Training mailroom workers

Now that we understand how the process works, it is clear that the hard part is training the workers to perform the translation of the simple language into the arcane language. In traditional development, training the workers is what software engineers spend a substantial portion of their time doing. This takes hundreds, sometimes thousands of hours or more for a single application. Developers look at the master diagram of the database and then train the workers on how to properly write requests for the file room worker.

Enter Devii

Since the master diagram is already there, isn’t there a way to have the mail workers read it and train themselves? There is! This is exactly what Devii does. It looks at the master diagram and figures out how to translate the file cabinets, forms, and relations of the file room into different words that make up the simple language. It also knows how to interpret security policies and train mail room workers to only allow access to data the user is authorized to view. Instead of the hundreds of hours that engineers would spend training the mail workers, Devii does the same work in just a few minutes.

Exiting our analogy, engineers write code that translates simple request messages into SQL queries that the database understands. Each of the CRUD operations needs a unique function written for each table of the database.

Devii introspects the schema of a database and builds the GraphQL resolvers that engineers would normally write manually. It does this in a way that allows the application of security policies to prevent unauthorized users from accessing or altering data they are not supposed to.

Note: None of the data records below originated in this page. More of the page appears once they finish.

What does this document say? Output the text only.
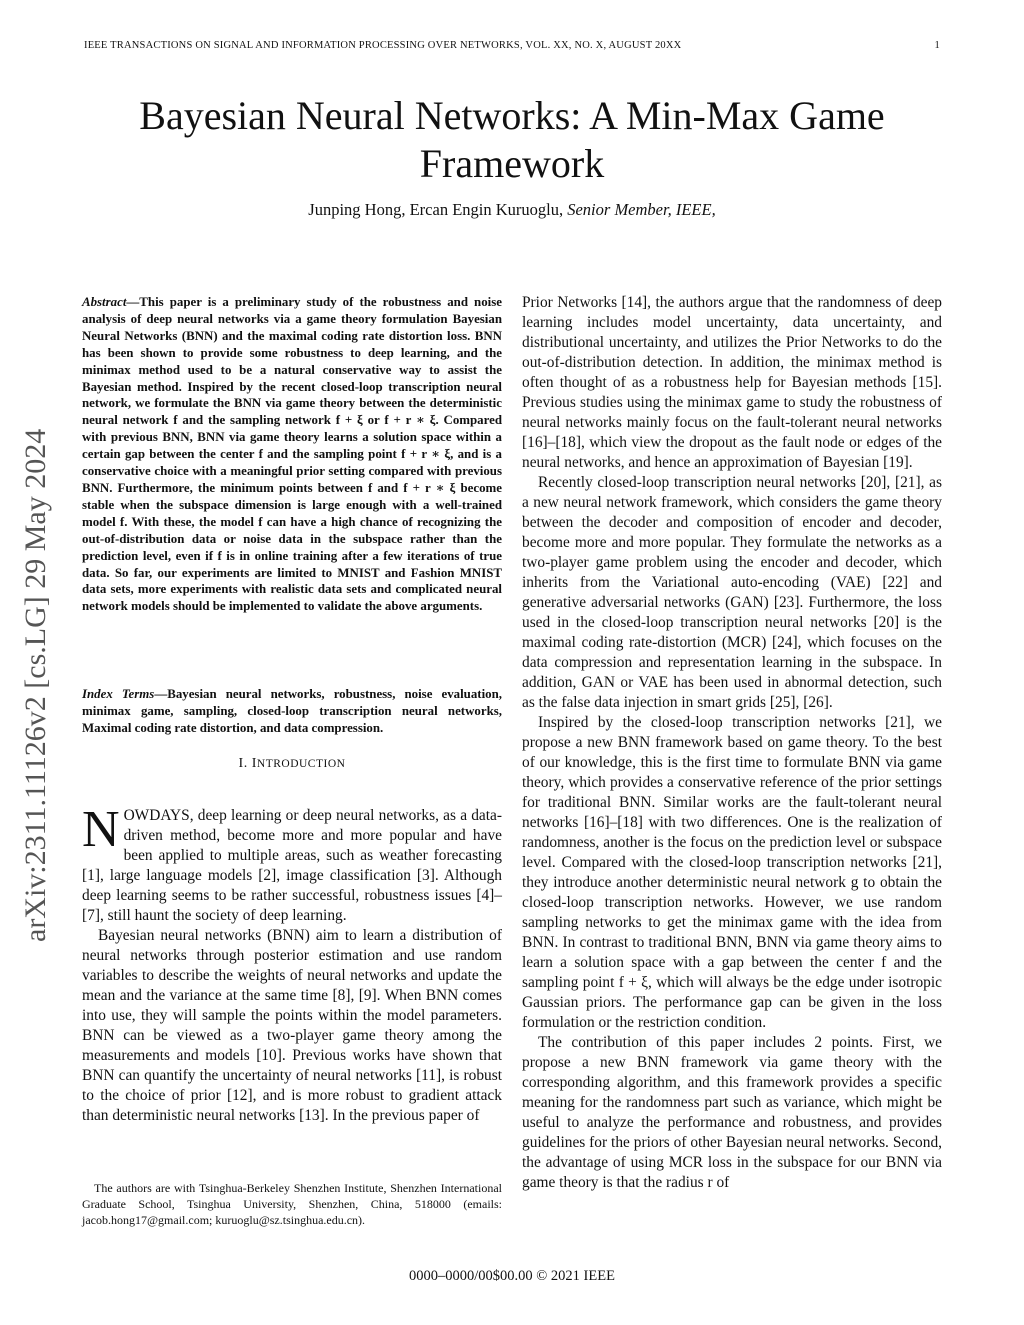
IEEE TRANSACTIONS ON SIGNAL AND INFORMATION PROCESSING OVER NETWORKS, VOL. XX, NO. X, AUGUST 20XX	1
Bayesian Neural Networks: A Min-Max Game
Framework
Junping Hong, Ercan Engin Kuruoglu, Senior Member, IEEE,
arXiv:2311.11126v2 [cs.LG] 29 May 2024
Abstract—This paper is a preliminary study of the robustness and noise analysis of deep neural networks via a game theory formulation Bayesian Neural Networks (BNN) and the maximal coding rate distortion loss. BNN has been shown to provide some robustness to deep learning, and the minimax method used to be a natural conservative way to assist the Bayesian method. Inspired by the recent closed-loop transcription neural network, we formulate the BNN via game theory between the deterministic neural network f and the sampling network f + ξ or f + r ∗ ξ. Compared with previous BNN, BNN via game theory learns a solution space within a certain gap between the center f and the sampling point f + r ∗ ξ, and is a conservative choice with a meaningful prior setting compared with previous BNN. Furthermore, the minimum points between f and f + r ∗ ξ become stable when the subspace dimension is large enough with a well-trained model f. With these, the model f can have a high chance of recognizing the out-of-distribution data or noise data in the subspace rather than the prediction level, even if f is in online training after a few iterations of true data. So far, our experiments are limited to MNIST and Fashion MNIST data sets, more experiments with realistic data sets and complicated neural network models should be implemented to validate the above arguments.
Index Terms—Bayesian neural networks, robustness, noise evaluation, minimax game, sampling, closed-loop transcription neural networks, Maximal coding rate distortion, and data compression.
I. INTRODUCTION

NOWDAYS, deep learning or deep neural networks, as a data-driven method, become more and more popular and have been applied to multiple areas, such as weather forecasting [1], large language models [2], image classification [3]. Although deep learning seems to be rather successful, robustness issues [4]–[7], still haunt the society of deep learning.

Bayesian neural networks (BNN) aim to learn a distribution of neural networks through posterior estimation and use random variables to describe the weights of neural networks and update the mean and the variance at the same time [8], [9]. When BNN comes into use, they will sample the points within the model parameters. BNN can be viewed as a two-player game theory among the measurements and models [10]. Previous works have shown that BNN can quantify the uncertainty of neural networks [11], is robust to the choice of prior [12], and is more robust to gradient attack than deterministic neural networks [13]. In the previous paper of

The authors are with Tsinghua-Berkeley Shenzhen Institute, Shenzhen International Graduate School, Tsinghua University, Shenzhen, China, 518000 (emails: jacob.hong17@gmail.com; kuruoglu@sz.tsinghua.edu.cn).

Prior Networks [14], the authors argue that the randomness of deep learning includes model uncertainty, data uncertainty, and distributional uncertainty, and utilizes the Prior Networks to do the out-of-distribution detection. In addition, the minimax method is often thought of as a robustness help for Bayesian methods [15]. Previous studies using the minimax game to study the robustness of neural networks mainly focus on the fault-tolerant neural networks [16]–[18], which view the dropout as the fault node or edges of the neural networks, and hence an approximation of Bayesian [19].

Recently closed-loop transcription neural networks [20], [21], as a new neural network framework, which considers the game theory between the decoder and composition of encoder and decoder, become more and more popular. They formulate the networks as a two-player game problem using the encoder and decoder, which inherits from the Variational auto-encoding (VAE) [22] and generative adversarial networks (GAN) [23]. Furthermore, the loss used in the closed-loop transcription neural networks [20] is the maximal coding rate-distortion (MCR) [24], which focuses on the data compression and representation learning in the subspace. In addition, GAN or VAE has been used in abnormal detection, such as the false data injection in smart grids [25], [26].

Inspired by the closed-loop transcription networks [21], we propose a new BNN framework based on game theory. To the best of our knowledge, this is the first time to formulate BNN via game theory, which provides a conservative reference of the prior settings for traditional BNN. Similar works are the fault-tolerant neural networks [16]–[18] with two differences. One is the realization of randomness, another is the focus on the prediction level or subspace level. Compared with the closed-loop transcription networks [21], they introduce another deterministic neural network g to obtain the closed-loop transcription networks. However, we use random sampling networks to get the minimax game with the idea from BNN. In contrast to traditional BNN, BNN via game theory aims to learn a solution space with a gap between the center f and the sampling point f + ξ, which will always be the edge under isotropic Gaussian priors. The performance gap can be given in the loss formulation or the restriction condition.

The contribution of this paper includes 2 points. First, we propose a new BNN framework via game theory with the corresponding algorithm, and this framework provides a specific meaning for the randomness part such as variance, which might be useful to analyze the performance and robustness, and provides guidelines for the priors of other Bayesian neural networks. Second, the advantage of using MCR loss in the subspace for our BNN via game theory is that the radius r of

0000–0000/00$00.00 © 2021 IEEE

Applications need to store information. This is commonly done with relational databases. Communicating directly with databases is unfeasible for reasons including security, performance, ande ease of use. Web APIs are used to allow access to databases while retaining control of what information is accessible.Traditional API development takes hundreds to thousands of hours to develop for each application.

Devii automates a substantial portion of that development time by utilizing the structure of the database found in the schema. It combines this with security policy rules defined by engineers to generate a GraphQL API that offers secure access to the database.